Под конец стали показывать веселую комедию, и мы, забыв обо всем, весело хохотали.
А эта старуха сидела со своей дочкой недалеко от нас и тоже иногда весело похрюкивала.
И я был очень рад, что доставил ей это культурное удовольствие. И даже если бы она у меня попросила два рубля, я бы тоже ей дал не моргнув глазом.
Но в общем, это мелкий факт, а что касается до крупных дел, связанных с деньгами, то мы, например, знаем такой нижеследующий случай.
Вот забавная новелла, при чтении которой любители таинственного получат кой-какое удовольствие.
Таинственная история, кончившаяся для одних печально, для других удовлетворительно
Про эту таинственную историю рассказал мне один врач по внутренним и детским болезням.
Это был врач довольно старенький и весь седой. Через этот факт он поседел или вообще поседел – неизвестно. Только действительно был он седой, и голос у него был сиплый и надломленный.
То же и насчет голоса. Неизвестно, на чем голос он пропил. На факте или вообще.
Но дело не в этом.
А сидит раз этот врач в своем кабинете и думает свои грустные мысли.
«Пациент-то, – думает, – нынче нестоящий пошел. То есть каждый норовит по страхкарточке даром лечиться. И нет того, чтобы к частному врачу зайти. Прямо хоть закрывай лавочку».
И вдруг звонок раздается.
Входит гражданин средних лет и жалуется врачу на недомогание. И сердце, дескать, у него все время останавливается, и вообще чувствует он, что помрет вскоре после этого визита.

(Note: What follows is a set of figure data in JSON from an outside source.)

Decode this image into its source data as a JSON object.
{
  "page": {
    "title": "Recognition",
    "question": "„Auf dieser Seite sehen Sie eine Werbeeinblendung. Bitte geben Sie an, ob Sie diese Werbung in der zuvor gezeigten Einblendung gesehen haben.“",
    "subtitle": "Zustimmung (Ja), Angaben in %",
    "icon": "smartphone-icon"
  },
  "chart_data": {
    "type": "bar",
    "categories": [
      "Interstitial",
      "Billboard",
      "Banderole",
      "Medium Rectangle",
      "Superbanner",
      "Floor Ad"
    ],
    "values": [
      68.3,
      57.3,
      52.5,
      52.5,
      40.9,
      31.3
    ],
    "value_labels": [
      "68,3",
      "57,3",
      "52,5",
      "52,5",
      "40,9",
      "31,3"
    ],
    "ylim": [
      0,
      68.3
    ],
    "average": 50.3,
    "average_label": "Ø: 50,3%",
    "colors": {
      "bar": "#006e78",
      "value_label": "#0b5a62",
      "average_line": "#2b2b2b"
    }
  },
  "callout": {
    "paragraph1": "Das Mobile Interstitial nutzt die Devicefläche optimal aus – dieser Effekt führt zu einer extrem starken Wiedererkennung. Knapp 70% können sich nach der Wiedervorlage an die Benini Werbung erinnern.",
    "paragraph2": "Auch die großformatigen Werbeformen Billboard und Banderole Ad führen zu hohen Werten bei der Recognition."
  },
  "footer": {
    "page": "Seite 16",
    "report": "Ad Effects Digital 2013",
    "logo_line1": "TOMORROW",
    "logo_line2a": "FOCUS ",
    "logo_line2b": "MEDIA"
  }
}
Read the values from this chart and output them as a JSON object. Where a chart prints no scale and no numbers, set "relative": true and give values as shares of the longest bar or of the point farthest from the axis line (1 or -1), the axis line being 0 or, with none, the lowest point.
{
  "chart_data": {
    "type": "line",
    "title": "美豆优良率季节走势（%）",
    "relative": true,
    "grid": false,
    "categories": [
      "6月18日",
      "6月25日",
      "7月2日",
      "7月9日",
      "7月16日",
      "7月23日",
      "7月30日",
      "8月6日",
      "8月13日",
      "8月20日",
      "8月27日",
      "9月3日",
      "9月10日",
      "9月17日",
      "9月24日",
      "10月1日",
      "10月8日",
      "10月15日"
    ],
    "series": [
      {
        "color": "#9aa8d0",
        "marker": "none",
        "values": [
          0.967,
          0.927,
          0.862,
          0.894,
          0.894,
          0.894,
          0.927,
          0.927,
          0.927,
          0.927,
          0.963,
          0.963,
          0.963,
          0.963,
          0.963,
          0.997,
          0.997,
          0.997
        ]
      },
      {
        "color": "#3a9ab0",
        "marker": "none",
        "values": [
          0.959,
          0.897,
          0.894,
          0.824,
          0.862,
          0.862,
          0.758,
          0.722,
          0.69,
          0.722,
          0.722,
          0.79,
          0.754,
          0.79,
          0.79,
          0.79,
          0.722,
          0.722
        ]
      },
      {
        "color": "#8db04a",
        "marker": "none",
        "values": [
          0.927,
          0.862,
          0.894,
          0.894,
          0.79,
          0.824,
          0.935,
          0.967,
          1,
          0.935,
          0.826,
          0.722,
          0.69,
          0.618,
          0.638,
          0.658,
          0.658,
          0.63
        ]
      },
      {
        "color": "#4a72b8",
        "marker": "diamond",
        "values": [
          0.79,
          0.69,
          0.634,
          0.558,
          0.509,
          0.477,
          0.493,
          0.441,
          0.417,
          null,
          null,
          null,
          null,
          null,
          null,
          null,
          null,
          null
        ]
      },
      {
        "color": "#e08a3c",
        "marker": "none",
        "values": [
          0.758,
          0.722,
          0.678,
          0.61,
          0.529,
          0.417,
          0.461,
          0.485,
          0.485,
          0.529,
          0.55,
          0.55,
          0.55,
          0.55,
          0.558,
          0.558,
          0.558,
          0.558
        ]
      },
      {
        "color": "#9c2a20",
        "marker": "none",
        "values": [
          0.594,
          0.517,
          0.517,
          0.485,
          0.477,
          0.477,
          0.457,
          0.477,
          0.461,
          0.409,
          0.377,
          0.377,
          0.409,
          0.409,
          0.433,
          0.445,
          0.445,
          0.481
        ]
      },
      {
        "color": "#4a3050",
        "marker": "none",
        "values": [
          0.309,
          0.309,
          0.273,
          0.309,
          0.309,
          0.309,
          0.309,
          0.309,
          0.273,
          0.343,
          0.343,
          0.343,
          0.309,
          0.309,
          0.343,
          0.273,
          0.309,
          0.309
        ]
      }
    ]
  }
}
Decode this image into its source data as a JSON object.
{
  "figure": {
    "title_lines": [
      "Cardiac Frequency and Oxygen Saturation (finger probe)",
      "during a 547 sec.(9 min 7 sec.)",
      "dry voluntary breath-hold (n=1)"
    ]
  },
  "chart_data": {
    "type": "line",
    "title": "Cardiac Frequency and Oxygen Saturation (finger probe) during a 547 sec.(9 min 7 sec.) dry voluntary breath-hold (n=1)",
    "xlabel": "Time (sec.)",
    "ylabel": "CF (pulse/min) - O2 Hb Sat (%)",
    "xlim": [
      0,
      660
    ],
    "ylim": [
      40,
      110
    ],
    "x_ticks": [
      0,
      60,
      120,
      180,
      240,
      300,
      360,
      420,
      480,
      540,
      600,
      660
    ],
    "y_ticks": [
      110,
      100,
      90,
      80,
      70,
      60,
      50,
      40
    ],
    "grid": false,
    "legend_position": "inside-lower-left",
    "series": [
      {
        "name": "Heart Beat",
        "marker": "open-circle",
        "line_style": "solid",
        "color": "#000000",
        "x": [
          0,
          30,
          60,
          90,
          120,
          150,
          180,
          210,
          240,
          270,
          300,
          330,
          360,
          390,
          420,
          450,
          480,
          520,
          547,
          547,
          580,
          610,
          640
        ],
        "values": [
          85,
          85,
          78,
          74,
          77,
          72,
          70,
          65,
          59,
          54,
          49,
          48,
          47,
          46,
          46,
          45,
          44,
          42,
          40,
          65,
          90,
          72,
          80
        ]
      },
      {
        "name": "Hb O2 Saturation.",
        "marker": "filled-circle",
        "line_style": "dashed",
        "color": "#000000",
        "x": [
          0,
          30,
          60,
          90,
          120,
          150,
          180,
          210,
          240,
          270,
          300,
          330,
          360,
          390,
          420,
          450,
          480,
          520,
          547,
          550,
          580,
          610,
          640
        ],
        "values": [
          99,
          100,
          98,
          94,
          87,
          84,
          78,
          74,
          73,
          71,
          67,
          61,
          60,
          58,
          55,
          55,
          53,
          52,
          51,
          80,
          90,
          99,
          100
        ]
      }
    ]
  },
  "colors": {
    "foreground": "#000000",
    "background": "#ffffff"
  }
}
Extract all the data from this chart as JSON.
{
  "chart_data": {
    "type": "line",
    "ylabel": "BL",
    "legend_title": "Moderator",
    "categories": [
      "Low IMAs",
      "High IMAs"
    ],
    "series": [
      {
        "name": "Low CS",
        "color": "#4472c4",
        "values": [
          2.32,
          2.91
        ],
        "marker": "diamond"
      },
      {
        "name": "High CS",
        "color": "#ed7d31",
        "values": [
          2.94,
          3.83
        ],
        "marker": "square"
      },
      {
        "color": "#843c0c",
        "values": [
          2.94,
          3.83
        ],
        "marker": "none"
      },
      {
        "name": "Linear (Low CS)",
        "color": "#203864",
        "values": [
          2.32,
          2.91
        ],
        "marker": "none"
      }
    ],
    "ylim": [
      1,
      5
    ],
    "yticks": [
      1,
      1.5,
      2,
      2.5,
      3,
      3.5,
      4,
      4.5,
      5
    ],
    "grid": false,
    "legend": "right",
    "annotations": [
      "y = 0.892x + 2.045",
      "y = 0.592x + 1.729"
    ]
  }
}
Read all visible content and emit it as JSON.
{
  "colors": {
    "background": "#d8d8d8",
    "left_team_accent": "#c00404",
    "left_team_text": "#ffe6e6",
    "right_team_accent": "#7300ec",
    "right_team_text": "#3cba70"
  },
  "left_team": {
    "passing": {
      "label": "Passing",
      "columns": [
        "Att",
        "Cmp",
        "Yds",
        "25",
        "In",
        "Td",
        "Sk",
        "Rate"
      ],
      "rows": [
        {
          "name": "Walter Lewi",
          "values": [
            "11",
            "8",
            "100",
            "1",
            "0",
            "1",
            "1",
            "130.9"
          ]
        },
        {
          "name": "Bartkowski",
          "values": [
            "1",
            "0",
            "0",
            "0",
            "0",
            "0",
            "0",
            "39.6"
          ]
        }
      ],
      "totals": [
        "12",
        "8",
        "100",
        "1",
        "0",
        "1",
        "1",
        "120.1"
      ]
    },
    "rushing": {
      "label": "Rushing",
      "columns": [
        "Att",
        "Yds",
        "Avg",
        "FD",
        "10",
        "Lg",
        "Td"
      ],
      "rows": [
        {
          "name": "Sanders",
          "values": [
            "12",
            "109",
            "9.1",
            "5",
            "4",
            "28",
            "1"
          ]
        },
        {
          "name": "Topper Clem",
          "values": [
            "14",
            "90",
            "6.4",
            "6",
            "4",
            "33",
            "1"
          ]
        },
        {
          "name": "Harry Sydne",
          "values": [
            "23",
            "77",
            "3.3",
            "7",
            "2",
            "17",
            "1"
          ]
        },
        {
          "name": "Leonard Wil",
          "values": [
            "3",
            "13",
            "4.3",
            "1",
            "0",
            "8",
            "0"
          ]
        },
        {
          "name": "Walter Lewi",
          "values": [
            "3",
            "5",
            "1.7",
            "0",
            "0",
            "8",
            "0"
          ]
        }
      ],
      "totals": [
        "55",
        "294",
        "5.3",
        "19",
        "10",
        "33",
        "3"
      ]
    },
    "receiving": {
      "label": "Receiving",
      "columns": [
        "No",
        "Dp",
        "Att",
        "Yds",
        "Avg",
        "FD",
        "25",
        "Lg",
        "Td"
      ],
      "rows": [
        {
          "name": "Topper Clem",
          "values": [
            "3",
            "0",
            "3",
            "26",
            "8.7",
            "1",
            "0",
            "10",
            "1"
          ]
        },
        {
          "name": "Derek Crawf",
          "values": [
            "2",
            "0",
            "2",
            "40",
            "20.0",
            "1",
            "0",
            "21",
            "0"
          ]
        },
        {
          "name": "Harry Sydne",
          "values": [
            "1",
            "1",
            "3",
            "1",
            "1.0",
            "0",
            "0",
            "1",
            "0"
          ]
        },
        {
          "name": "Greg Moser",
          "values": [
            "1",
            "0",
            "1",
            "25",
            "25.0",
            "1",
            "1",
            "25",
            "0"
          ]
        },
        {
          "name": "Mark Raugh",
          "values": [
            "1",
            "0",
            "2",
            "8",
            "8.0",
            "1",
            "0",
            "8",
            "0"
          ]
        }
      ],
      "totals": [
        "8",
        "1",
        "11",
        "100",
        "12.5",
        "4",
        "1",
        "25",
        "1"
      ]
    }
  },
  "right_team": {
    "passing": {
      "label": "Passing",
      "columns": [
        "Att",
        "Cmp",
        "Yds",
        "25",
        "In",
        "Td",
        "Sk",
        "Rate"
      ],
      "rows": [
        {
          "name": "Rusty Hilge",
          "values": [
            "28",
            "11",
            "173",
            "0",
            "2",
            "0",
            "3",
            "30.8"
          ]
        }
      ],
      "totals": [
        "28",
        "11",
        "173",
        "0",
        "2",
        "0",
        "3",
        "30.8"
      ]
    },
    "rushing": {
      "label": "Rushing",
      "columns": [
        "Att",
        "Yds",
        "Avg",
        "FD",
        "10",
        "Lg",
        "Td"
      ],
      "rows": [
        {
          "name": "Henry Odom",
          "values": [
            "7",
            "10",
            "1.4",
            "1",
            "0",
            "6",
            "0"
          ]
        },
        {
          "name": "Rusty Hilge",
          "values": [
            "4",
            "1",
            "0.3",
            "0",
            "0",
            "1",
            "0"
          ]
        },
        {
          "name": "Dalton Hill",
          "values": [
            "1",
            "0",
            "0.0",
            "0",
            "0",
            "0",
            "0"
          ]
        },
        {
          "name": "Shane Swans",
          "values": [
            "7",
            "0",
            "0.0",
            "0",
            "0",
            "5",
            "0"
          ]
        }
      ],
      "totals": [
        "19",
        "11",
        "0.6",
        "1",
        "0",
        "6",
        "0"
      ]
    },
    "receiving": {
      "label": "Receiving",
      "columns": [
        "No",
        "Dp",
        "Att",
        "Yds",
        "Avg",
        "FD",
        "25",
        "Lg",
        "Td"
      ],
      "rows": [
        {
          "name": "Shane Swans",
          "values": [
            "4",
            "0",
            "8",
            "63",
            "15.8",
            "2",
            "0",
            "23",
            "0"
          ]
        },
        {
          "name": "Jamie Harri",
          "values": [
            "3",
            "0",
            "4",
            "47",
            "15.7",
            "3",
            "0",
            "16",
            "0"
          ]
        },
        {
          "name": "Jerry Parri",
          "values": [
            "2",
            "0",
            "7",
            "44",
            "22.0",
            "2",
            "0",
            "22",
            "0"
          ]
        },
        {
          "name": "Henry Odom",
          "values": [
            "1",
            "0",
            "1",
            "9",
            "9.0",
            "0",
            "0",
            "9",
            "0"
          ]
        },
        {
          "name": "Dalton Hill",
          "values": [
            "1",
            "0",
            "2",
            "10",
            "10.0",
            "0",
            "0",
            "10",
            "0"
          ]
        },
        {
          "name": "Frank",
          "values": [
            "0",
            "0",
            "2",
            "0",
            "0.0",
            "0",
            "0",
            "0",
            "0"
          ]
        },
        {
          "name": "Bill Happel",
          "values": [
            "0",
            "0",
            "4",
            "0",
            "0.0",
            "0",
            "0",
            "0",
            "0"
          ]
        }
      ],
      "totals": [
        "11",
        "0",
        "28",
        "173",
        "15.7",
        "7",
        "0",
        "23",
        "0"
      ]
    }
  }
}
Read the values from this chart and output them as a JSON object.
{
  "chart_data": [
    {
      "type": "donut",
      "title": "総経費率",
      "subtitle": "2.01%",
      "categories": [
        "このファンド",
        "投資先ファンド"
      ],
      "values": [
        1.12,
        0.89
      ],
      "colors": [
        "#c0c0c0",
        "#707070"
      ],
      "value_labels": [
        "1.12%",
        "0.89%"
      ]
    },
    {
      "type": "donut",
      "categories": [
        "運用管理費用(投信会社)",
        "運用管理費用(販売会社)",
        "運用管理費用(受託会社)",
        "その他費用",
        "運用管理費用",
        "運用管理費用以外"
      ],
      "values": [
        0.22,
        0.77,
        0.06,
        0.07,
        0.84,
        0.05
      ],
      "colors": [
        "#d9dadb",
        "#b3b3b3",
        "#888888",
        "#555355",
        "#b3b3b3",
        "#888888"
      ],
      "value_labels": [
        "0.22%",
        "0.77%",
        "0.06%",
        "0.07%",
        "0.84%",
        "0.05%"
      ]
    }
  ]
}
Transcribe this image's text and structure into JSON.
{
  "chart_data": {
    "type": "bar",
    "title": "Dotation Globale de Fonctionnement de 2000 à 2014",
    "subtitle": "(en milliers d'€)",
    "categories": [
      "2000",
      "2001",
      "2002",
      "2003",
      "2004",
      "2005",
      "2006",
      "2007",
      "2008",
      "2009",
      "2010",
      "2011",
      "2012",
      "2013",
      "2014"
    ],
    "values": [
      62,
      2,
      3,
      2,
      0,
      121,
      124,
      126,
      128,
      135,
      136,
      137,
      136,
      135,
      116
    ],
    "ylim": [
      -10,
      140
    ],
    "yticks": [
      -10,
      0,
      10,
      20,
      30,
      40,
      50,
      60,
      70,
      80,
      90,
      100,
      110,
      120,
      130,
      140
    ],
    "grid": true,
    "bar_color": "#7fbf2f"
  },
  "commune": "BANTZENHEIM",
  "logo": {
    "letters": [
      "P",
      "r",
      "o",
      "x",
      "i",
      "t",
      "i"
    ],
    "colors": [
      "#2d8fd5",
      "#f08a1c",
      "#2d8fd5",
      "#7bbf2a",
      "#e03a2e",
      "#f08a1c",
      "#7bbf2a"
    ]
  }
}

Осмотрел врач больного – ничего такого. Совершенно как бык здоровый, розовый, и усы кверху закрючены. И все на месте. И никакого умирания в организме незаметно.
Тогда прописал врач больному нашатырно-анисовых капель, принял за визит семь гривен, покачал головой и, по правилам своей профессии, велел ему зайти еще раз завтра. На этом они и расстались.
На другой день в это время приходит к врачу старушонка в черном платке. Она поминутно сморкается, плачет и говорит:
– Давеча, – говорит, – приходил к вам мой любимый племянник, Василий Леденцов. Так он, видите ли, в ночь на сегодня скончался. Нельзя ли ему после этого выдать свидетельство о смерти?
Врач говорит:
– Очень, – говорит, – удивительно, что он скончался. От анисовых капель редко кончаются. Тем не менее, – говорит, – свидетельство о смерти выдать не могу – надо мне увидеть покойника.
Старушонка говорит:
– Очень великолепно. Идемте тогда за мной. Тут недалече.
Взял врач с собою инструмент, надел, заметьте, калоши и вышел со старушкой.
И вот поднимаются они в пятый этаж. Входят в квартиру. Действительно, ладаном попахивает. Покойник на столе расположен. Свечки горят вокруг. И старушка где-то жалобно хрюкает.
И так врачу стало на душе скучно и противно.
«Экий я, – думает, – старый хрен, каково смертельно ошибся в пациенте. Какая канитель за семь гривен».
Присаживается он к столу и быстро пишет удостоверение. Написал, подал старушке и, не попрощавшись, поскорее вышел. Вышел. Дошел до ворот. И вдруг вспомнил – мать честная, калоши позабыл.